My mother may have bought into this philosophy. She knew I had mental troubles, but she thought that if only I got a better job, I would be all better. Admittedly, finding a better-paying job that was less stressful would improve anyone’s mood, but it can do little or nothing for a clinical mood disorder.

Then there are people who seem to “believe” in mental illness, but really don’t. These are the people who acknowledge that mental illness exists, but think that it is a “choice” – that any person can choose happiness, health, or sanity merely by an effort of will. Those of us who can’t “pull ourselves up by our bootstraps” are simply not trying hard enough. The “choose happiness” people don’t seem to get that for most of us, our only choice is whether to get help from someone else – a doctor who prescribes a psychotropic, a therapist or counselor who listens or advises, or even a friend who reaches out.

And, of course, there are people who acknowledge mental illness, but think it is a good thing, the fount of creative brilliance. They point to Vincent van Gogh and his amazing art. They forget about the suffering, the self-harm, and the suicide.

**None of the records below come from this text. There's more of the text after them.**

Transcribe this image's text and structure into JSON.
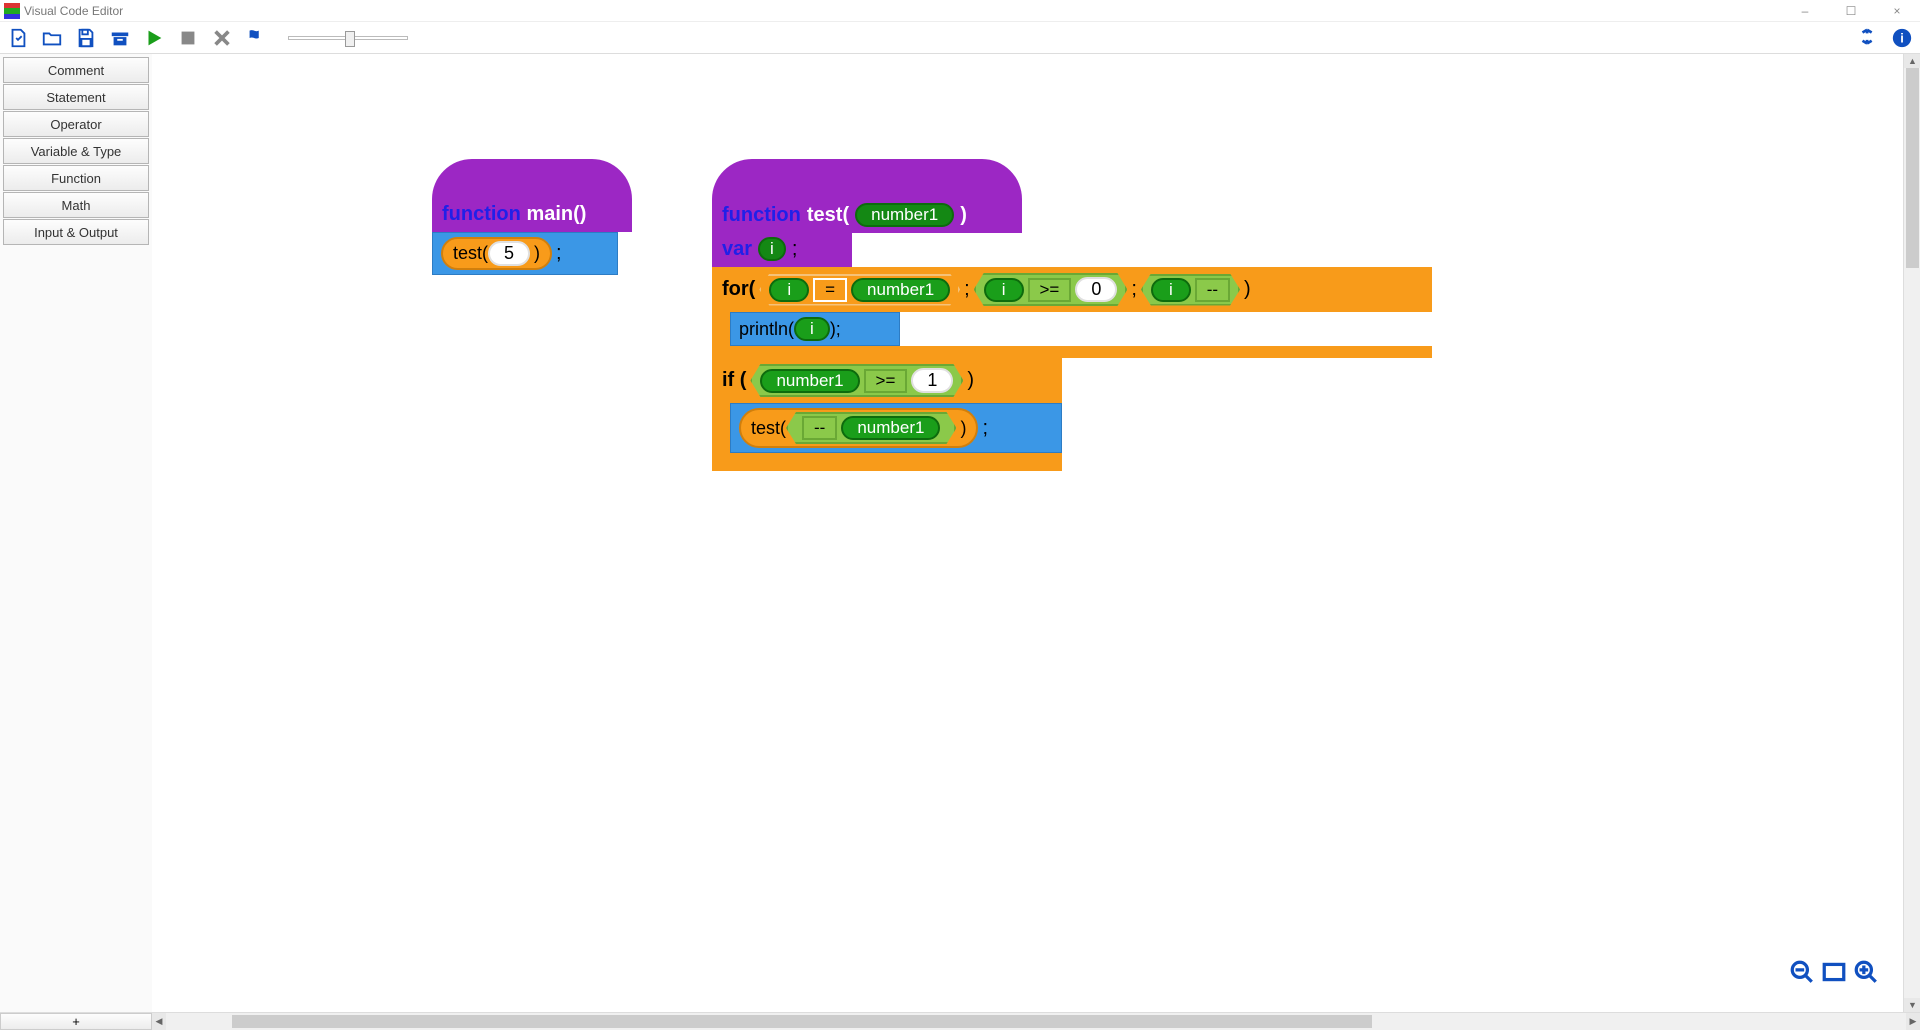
{
  "window": {
    "title": "Visual Code Editor",
    "minimize": "–",
    "maximize": "☐",
    "close": "×"
  },
  "sidebar": {
    "items": [
      {
        "label": "Comment"
      },
      {
        "label": "Statement"
      },
      {
        "label": "Operator"
      },
      {
        "label": "Variable & Type"
      },
      {
        "label": "Function"
      },
      {
        "label": "Math"
      },
      {
        "label": "Input & Output"
      }
    ]
  },
  "bottom": {
    "add": "+"
  },
  "blocks": {
    "main": {
      "kw": "function",
      "name": "main()",
      "call": {
        "fn": "test(",
        "arg": "5",
        "close": ")",
        "semi": ";"
      }
    },
    "test": {
      "kw": "function",
      "name": "test(",
      "param": "number1",
      "close": ")",
      "var_kw": "var",
      "var_name": "i",
      "var_semi": ";",
      "for_kw": "for(",
      "for_init_var": "i",
      "for_init_op": "=",
      "for_init_rhs": "number1",
      "for_cond_var": "i",
      "for_cond_op": ">=",
      "for_cond_val": "0",
      "for_step_var": "i",
      "for_step_op": "--",
      "for_close": ")",
      "println": "println(",
      "println_var": "i",
      "println_close": ");",
      "if_kw": "if (",
      "if_lhs": "number1",
      "if_op": ">=",
      "if_rhs": "1",
      "if_close": ")",
      "recurse_fn": "test(",
      "recurse_op": "--",
      "recurse_var": "number1",
      "recurse_close": ")",
      "recurse_semi": ";"
    }
  }
}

But, romanticizing mental illness and even revering it do nothing to help people who actually have psychiatric conditions. It’s true that some people with mental disorders – Sylvia Plath and Dale Chihuly, to name two in addition to van Gogh – have created works of great art, beauty, and significance. But it’s certainly valid to wonder what they would have produced if they had not had the trials of mental illness to deal with. Would their work have been less inspired or more? It’s impossible to say. Personally, I believe that mental illness interferes with creativity more often than it enables it.

But the most common reason, I believe, that people don’t recognize the existence of mental illness is that it has never touched their lives, isn’t a part of their perceptions. A relative of mine once watched a talk show where women recounted dire experiences of having hysterectomies. “Those women are such liars,” my relative said. “I had a hysterectomy and it was nothing like that.” Her perception of reality – her personal experience – was extended to the whole world.

Similarly, when someone has no direct experience of mental illness, either by having a disorder themselves or by knowing someone very close to them with the disorder, the reality of mental illness itself comes into doubt. “No one I know has it, so no one does.”

Sometimes people who believe such things are capable of changing their minds, though. If a woman goes through a profound, long-lasting exogenous depression after the death of her husband, she may have more sympathy and understanding for people who have profound, long-lasting endogenous depression, or major depressive illness, as it’s more commonly known. Or a dear friend’s struggles to help a schizophrenic son may awaken her to what mental illness truly can be. Once it touches her life in some way, mental illness becomes real.

And since, according to statistics, one in four or five Americans will experience some type of mental or emotional disturbance in their lifetimes, the odds increase that people’s personal experience with mental illness will also increase accordingly.

In the meantime, those of us in the mental health community can help spread the word that mental illness does exist, that it affects the lives of millions of people, and that even people who are not directly affected need to understand how easily it can happen to someone they know.

Blaming mental illness on capitalism, overwork, or an insane world may be easy and may make us feel better by comparison, but it will do nothing to address the actual problem.